We have seen the law of recurrence or recapitulation in operation before. In Genesis, the second chapter goes back over the seven days of creation, and lifts out one thing: the creation of man. For us, that is very important since we are members of Adam’s race. Also the Book of Deuteronomy (Deuteronomy means a “second law”) is more than a repetition of the Law. Rather it is an interpretation of the Law in the light of forty years’ experience with it in the wilderness.
Now we will see in the Chronicles that God goes over the ground which He had covered in 1 and 2 Samuel and 1 and 2 Kings in order to add details and to emphasize things which He considers important. Let me give you some examples of this. The emphasis in 1 Chronicles is David, and the emphasis in 2 Chronicles is David’s posterity. The northern kingdom is practically ignored when the division occurs between the northern and southern kingdoms. Chronicles does not record David’s sin. Why? Well, God so completely forgave it that He does not even mention it again. When God forgives, He forgets. In Kings the history of the nation is given from the standpoint of the throne; in Chronicles it is given from the standpoint of the altar. In Kings the palace is the center; in Chronicles the temple is the center. Kings gives us the political history of the nation, while Chronicles gives the religious history. Chronicles is the interpretation of Kings. All through the Books of Kings we noted the phrase, “Is it not written in the book of the chronicles of the kings of Israel?” Chronicles, you see, is the interpretation of Kings. Also Kings gives us man’s viewpoint while Chronicles gives us God’s viewpoint.

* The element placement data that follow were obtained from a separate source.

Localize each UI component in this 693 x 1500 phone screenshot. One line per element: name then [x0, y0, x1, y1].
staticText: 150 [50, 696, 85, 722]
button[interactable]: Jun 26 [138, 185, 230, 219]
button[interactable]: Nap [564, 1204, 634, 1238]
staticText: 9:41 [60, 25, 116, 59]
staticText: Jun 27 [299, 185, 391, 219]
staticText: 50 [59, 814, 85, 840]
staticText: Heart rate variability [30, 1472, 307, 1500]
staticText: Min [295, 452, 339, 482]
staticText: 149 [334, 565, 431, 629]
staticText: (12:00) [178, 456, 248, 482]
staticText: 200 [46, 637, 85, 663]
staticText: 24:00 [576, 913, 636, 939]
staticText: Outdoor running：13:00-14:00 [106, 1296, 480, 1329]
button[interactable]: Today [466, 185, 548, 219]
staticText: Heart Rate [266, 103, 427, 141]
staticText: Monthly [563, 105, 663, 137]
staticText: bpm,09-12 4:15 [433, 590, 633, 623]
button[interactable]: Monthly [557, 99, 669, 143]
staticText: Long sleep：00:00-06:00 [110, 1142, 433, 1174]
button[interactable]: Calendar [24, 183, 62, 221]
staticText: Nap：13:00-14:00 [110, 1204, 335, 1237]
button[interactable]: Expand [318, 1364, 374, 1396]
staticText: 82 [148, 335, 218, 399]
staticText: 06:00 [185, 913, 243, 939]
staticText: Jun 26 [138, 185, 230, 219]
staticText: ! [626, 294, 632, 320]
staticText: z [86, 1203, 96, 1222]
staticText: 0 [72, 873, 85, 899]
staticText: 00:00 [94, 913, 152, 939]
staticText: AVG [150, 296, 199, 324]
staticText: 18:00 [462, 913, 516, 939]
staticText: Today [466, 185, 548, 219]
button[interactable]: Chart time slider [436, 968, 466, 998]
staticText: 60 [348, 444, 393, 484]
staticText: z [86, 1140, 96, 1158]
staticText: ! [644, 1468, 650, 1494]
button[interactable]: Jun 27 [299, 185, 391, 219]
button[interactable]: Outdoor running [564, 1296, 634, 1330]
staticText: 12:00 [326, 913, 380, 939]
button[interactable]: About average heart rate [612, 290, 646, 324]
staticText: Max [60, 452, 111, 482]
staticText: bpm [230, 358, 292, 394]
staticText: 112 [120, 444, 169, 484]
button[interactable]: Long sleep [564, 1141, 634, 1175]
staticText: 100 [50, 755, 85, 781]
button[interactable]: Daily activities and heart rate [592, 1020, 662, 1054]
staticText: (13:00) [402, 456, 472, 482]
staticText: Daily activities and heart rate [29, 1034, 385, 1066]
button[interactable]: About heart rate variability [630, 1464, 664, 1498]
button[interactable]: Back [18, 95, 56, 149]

Ezra is probably the writer of the Chronicles. There is a striking similarity in style and language to the Books of Ezra and Nehemiah. Evidently Chronicles was written during the Babylonian captivity. The two Books of Chronicles not only constituted one book in the original, but apparently also included Ezra and Nehemiah. This lends support to the Jewish tradition of the authorship of Ezra.
(McGee, J. Vernon. Thru the Bible Commentary, Vol. 14: 1 & 2 Chronicles. Nashville, TN: Thomas Nelson Publishers, 1991.)